As city officials celebrated the NGA decision with a news conference on April 1, St. Louis Place residents gathered on 23rd and Mullanphy Streets for a neighborhood picnic to pray and comfort each other. Cecelia Betts’ family lives just outside the new NGA footprint. “It’s not what we envisioned when we bought our house here,” said her father, Phil Betts, about the large, gated facility set to break ground in 2017.
Before the start of a vigil for Jorevis Scruggs, a man identified as Scruggs’ uncle visits the site where the 15-year-old was killed by police. The man, visibly distraught, left before the start of the vigil, which was organized by local clergy members on April 21.
A group of STL Lunch regulars eat turkey, bacon and blue cheese sandwiches before returning to the basketball court at Hickey Park on July 22. Seventeen-year-old activist Mya Petty, with the help of friends and relatives, ran the grassroots summer lunch program to help feed young people in her neighborhood.
Students relax while waiting for friends to perform during the North Campus spring student showcase and four-year anniversary party on May 18. The after-school center provides tutoring, meals and enrichment classes – like yoga, coding and dance – to students in the O'Fallon neighborhood and parts of Penrose and College Hill.
Mya Petty laughs as 12-year-old Ryhim Bailey squirts her with water at Hickey Park on July 22. Petty spent summer afternoons packing and handing out lunches to kids in her neighborhood through a grassroots program she called STL Lunch. On the hottest days of summer, lunchtime often ended with water fights.
Felicia Davis helps a child with his shoelace at Grace Baptist Church during a May 21 service honoring the life of the Rev. Joel Kelly Davis, her father-in-law. Rev. Davis died in May at age 101, shortly after finding out his church would likely be demolished to make way for a new National Geospatial-Intelligence Agency facility.
Ferguson Police Chief Delrish Moss accepts a hat from residents outside the Ferguson Police Department hours after being sworn in on May 9. While a group of residents organized a welcome rally for Moss, another group gathered to demonstrate against city attorney Stephanie Karr.
Demonstrators stand outside Ferguson city attorney Stephanie Karr’s house to demand her resignation on May 9, the same day the city’s new police chief was sworn in. Karr, whose actions were criticized in a 2015 Department of Justice report that detailed unconstitutional policing in Ferguson, had recently been removed as city prosecutor. She stepped down as city attorney two weeks later.

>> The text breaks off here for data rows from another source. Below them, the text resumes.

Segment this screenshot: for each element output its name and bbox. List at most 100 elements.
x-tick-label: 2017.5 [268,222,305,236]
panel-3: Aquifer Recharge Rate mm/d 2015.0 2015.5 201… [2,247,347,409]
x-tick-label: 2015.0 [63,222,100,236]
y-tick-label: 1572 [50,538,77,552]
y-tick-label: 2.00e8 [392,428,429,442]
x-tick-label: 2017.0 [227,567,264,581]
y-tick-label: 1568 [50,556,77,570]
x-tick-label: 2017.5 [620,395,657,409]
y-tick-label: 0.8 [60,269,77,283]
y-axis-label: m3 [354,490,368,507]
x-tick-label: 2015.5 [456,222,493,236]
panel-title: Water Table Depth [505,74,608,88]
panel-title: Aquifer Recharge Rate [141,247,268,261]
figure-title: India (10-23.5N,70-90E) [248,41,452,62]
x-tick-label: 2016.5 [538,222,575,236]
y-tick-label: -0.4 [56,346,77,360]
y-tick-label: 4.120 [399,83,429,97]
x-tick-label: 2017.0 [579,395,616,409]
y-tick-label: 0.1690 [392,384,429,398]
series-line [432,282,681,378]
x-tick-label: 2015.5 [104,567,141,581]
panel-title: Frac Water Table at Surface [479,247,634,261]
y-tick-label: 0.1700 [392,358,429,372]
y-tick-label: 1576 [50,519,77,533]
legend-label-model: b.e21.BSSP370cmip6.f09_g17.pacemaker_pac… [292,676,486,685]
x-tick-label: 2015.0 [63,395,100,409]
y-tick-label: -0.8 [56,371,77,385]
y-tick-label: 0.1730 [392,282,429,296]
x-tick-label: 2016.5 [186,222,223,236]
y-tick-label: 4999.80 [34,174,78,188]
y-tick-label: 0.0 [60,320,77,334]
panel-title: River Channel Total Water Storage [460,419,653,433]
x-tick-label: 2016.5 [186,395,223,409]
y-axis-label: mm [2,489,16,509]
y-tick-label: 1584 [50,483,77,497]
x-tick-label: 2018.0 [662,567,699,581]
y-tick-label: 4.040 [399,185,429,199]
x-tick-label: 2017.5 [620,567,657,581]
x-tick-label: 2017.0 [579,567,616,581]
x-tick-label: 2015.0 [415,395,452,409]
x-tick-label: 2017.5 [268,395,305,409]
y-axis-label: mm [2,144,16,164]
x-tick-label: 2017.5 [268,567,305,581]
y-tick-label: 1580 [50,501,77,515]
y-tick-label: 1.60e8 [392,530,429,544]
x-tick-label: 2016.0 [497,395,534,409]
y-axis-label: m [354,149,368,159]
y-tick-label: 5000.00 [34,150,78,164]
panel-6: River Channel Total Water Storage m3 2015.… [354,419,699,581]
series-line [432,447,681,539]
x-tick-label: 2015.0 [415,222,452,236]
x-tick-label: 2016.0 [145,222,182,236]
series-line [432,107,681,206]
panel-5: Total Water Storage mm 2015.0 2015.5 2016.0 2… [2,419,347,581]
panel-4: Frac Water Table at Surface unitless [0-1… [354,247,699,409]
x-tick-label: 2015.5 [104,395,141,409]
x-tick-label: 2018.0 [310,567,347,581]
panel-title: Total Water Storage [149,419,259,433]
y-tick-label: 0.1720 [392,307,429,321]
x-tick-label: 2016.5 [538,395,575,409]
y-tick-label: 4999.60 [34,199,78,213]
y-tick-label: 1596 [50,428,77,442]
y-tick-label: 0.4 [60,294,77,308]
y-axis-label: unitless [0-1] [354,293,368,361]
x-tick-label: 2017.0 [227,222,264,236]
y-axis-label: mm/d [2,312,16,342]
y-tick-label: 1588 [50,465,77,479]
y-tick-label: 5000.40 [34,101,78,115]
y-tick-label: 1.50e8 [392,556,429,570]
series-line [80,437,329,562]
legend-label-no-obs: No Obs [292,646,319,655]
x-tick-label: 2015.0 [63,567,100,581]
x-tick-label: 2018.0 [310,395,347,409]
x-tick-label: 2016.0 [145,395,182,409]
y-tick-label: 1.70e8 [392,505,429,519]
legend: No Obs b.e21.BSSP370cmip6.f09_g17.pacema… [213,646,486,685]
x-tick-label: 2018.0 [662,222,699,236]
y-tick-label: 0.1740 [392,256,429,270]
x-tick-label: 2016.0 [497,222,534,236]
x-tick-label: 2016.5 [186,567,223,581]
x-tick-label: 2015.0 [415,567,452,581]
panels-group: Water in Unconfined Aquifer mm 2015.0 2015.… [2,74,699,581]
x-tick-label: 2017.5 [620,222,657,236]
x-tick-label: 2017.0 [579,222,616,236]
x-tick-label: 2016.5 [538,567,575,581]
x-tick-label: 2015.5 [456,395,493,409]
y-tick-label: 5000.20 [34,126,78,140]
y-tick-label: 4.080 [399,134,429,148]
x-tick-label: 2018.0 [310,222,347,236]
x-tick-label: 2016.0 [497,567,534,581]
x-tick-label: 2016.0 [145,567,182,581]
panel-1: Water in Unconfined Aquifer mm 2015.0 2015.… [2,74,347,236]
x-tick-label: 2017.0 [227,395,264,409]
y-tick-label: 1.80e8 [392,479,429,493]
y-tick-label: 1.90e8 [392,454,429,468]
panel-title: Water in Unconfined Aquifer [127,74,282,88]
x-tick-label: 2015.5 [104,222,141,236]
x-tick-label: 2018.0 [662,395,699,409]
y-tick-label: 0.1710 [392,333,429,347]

Jumira Moore, 8, watches as her mother, Timira Saunders, fills out a ballot at Central Baptist Church in St. Louis on Nov. 8. Jumira said she voted for Hillary Clinton during a mock election at her school earlier that day.
Members of the Missouri House of Representatives throw sheets of paper in the air to mark the end of the legislative session on May 13 in Jefferson City.
Dozens of supporters surround Bruce Franks Jr. at Yaquis on Cherokee after learning of his landslide victory against incumbent Rep. Penny Hubbard in a court-ordered re-do election for Missouri’s 78th District House seat on Sept. 16. The special election came after Franks challenged August primary results, leading both a city circuit and appeals court to rule that absentee ballots were improperly counted in the original election.
The Rev. Osagyefo Sekou performs at an album release party for his and Jay-Marie Hill’s debut album on Jan. 26. “The Revolution Has Come” – recorded as Rev. Sekou and the Holy Ghost – is a powerful mix of gospel and blues inspired by protest chants.
Demonstrators walk down West Florissant Avenue in Ferguson on Aug. 9, to mark two years since Michael Brown was killed by a Ferguson police officer on nearby Canfield Drive.